The diversity represented through immigrants can be a marketable and experiential asset that generates real dollars and really builds community. I know New York is a place where we already take immigrants and their contributions to our society seriously — there was even a $2b Excluded Workers Fund during the pandemic last year — so maybe the ethos of Queens Night Market can’t be exactly replicated everywhere. But it clearly can work and maybe it’s worth exploring in more places.

About John Wang:

In 2015, inspired by night markets throughout Taiwan, John founded the Queens Night Market, an open-air night market featuring up to 100 independent vendors selling merchandise, art, and food and featuring small-scale cultural performances, all celebrating the rich cultural diversity and heritage of NYC and Queens.
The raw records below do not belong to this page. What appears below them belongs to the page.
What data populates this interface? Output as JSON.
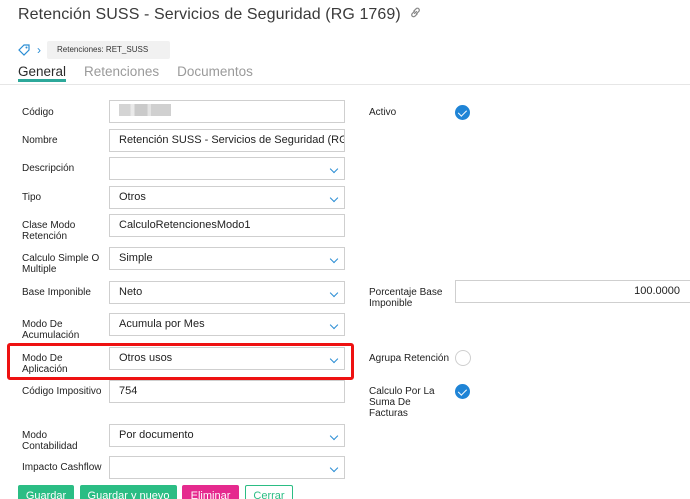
{
  "header": {
    "title": "Retención SUSS - Servicios de Seguridad (RG 1769)",
    "link_icon": "link-icon"
  },
  "breadcrumb": {
    "icon": "tag-icon",
    "separator": "›",
    "item": "Retenciones: RET_SUSS"
  },
  "tabs": [
    {
      "label": "General",
      "active": true
    },
    {
      "label": "Retenciones",
      "active": false
    },
    {
      "label": "Documentos",
      "active": false
    }
  ],
  "form": {
    "codigo": {
      "label": "Código",
      "value": ""
    },
    "nombre": {
      "label": "Nombre",
      "value": "Retención SUSS - Servicios de Seguridad (RG"
    },
    "descripcion": {
      "label": "Descripción",
      "value": ""
    },
    "tipo": {
      "label": "Tipo",
      "value": "Otros"
    },
    "clase_modo": {
      "label_1": "Clase Modo",
      "label_2": "Retención",
      "value": "CalculoRetencionesModo1"
    },
    "calculo": {
      "label_1": "Calculo Simple O",
      "label_2": "Multiple",
      "value": "Simple"
    },
    "base_imponible": {
      "label": "Base Imponible",
      "value": "Neto"
    },
    "modo_acumulacion": {
      "label_1": "Modo De",
      "label_2": "Acumulación",
      "value": "Acumula por Mes"
    },
    "modo_aplicacion": {
      "label_1": "Modo De",
      "label_2": "Aplicación",
      "value": "Otros usos"
    },
    "codigo_impositivo": {
      "label": "Código Impositivo",
      "value": "754"
    },
    "modo_contabilidad": {
      "label_1": "Modo",
      "label_2": "Contabilidad",
      "value": "Por documento"
    },
    "impacto_cashflow": {
      "label": "Impacto Cashflow",
      "value": ""
    }
  },
  "right": {
    "activo": {
      "label": "Activo",
      "checked": true
    },
    "porcentaje": {
      "label_1": "Porcentaje Base",
      "label_2": "Imponible",
      "value": "100.0000"
    },
    "agrupa": {
      "label": "Agrupa Retención",
      "checked": false
    },
    "calculo_suma": {
      "label_1": "Calculo Por La",
      "label_2": "Suma De",
      "label_3": "Facturas",
      "checked": true
    }
  },
  "buttons": {
    "guardar": "Guardar",
    "guardar_nuevo": "Guardar y nuevo",
    "eliminar": "Eliminar",
    "cerrar": "Cerrar"
  },
  "colors": {
    "accent": "#2da89a",
    "primary_blue": "#1f84d6",
    "button_green": "#2bbd84",
    "button_pink": "#e52a8e",
    "highlight_red": "#ee1111"
  }
}
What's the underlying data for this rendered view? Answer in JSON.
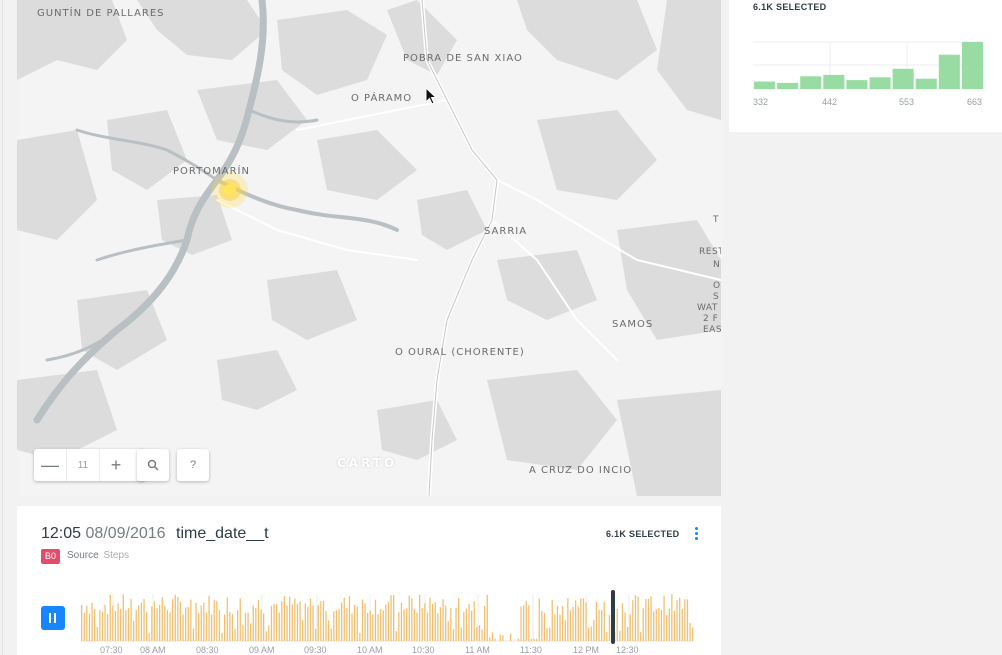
{
  "map": {
    "labels": [
      "GUNTÍN DE PALLARES",
      "POBRA DE SAN XIAO",
      "O PÁRAMO",
      "PORTOMARÍN",
      "SARRIA",
      "SAMOS",
      "O OURAL (CHORENTE)",
      "A CRUZ DO INCIO"
    ],
    "edge_labels": [
      "T",
      "REST",
      "N",
      "O",
      "S",
      "WAT",
      "2 F",
      "EAS"
    ],
    "attribution": "CARTO",
    "zoom": {
      "level": "11",
      "minus": "—",
      "plus": "+"
    },
    "search_icon": "search-icon",
    "help_label": "?",
    "hotspot_color": "#ffcc00"
  },
  "side_histogram": {
    "selected": "6.1K SELECTED",
    "bar_color": "#98dca4",
    "chart_data": {
      "type": "bar",
      "values": [
        0.16,
        0.13,
        0.27,
        0.3,
        0.19,
        0.25,
        0.43,
        0.22,
        0.73,
        1.0
      ],
      "ticks": [
        "332",
        "442",
        "553",
        "663"
      ],
      "xlim": [
        332,
        663
      ]
    }
  },
  "time_series": {
    "time": "12:05",
    "date": "08/09/2016",
    "column": "time_date__t",
    "selected": "6.1K SELECTED",
    "layer_badge": "B0",
    "source_label": "Source",
    "source_name": "Steps",
    "bar_color": "#f0c070",
    "playhead_color": "#2e3c43",
    "chart_data": {
      "type": "bar",
      "ticks": [
        "07:30",
        "08 AM",
        "08:30",
        "09 AM",
        "09:30",
        "10 AM",
        "10:30",
        "11 AM",
        "11:30",
        "12 PM",
        "12:30"
      ]
    }
  }
}
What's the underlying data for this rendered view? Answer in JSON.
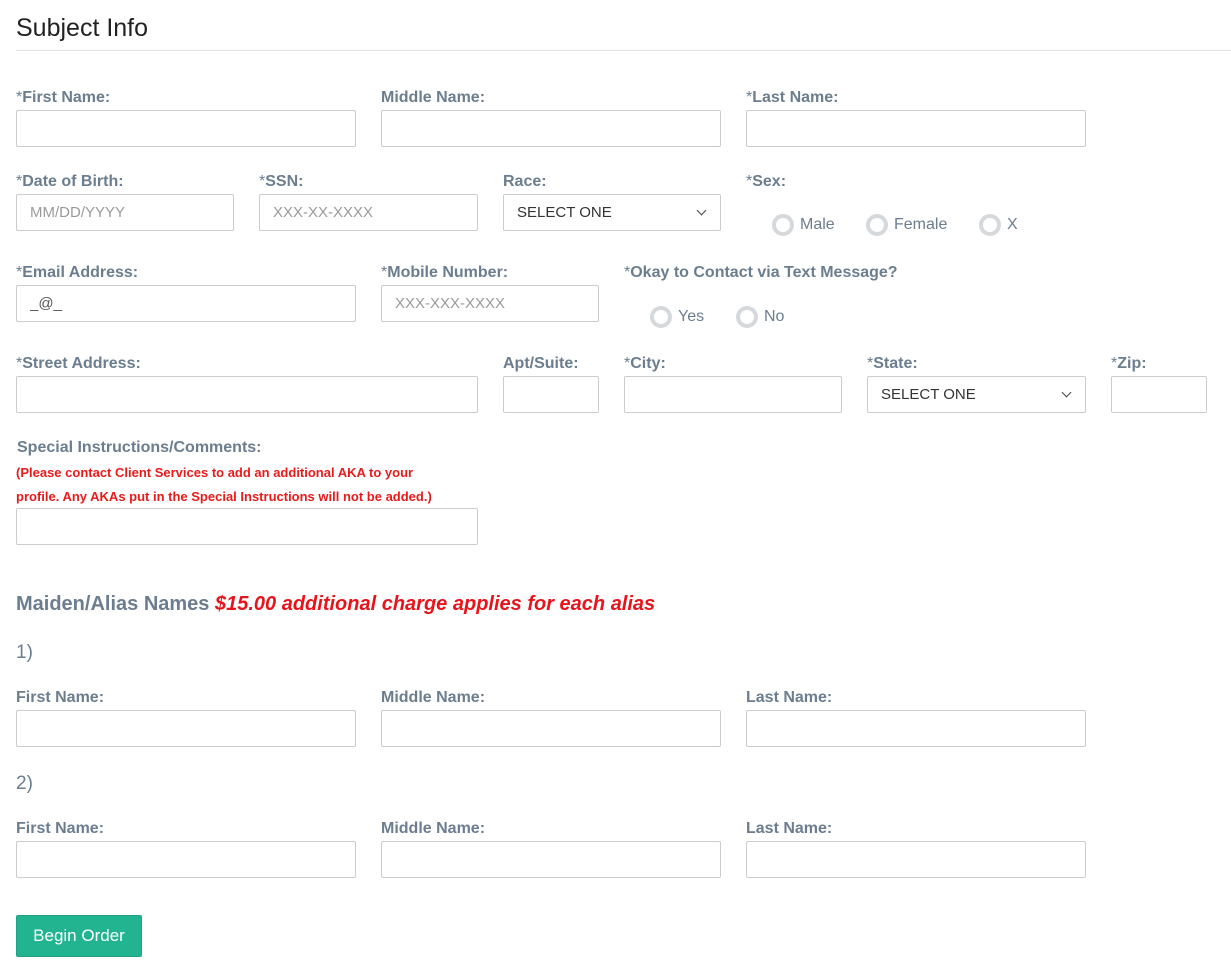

Now heading into its eighth season, the wildly popular and uniquely affordable event has launched over 350 brand new businesses in NYC and represented over 90 countries through its vendors and their food. It averages over 15,000 visitors on summer Saturdays and has welcomed over 2 million visitors since its inception. Along with his wife Storm Garner, he is co-author of the market’s award-winning cookbook The World Eats Here, which highlights delicious recipes and compelling stories from over 50 immigrant vendor-chefs. He also spearheads This is NY, a weeklong, citywide celebration of NYC’s immigrant history and heritage involving a coalition of over 40 cultural organizations and institutions. John is a graduate of the University of Michigan, Yale Law School and the Yale School of Management.”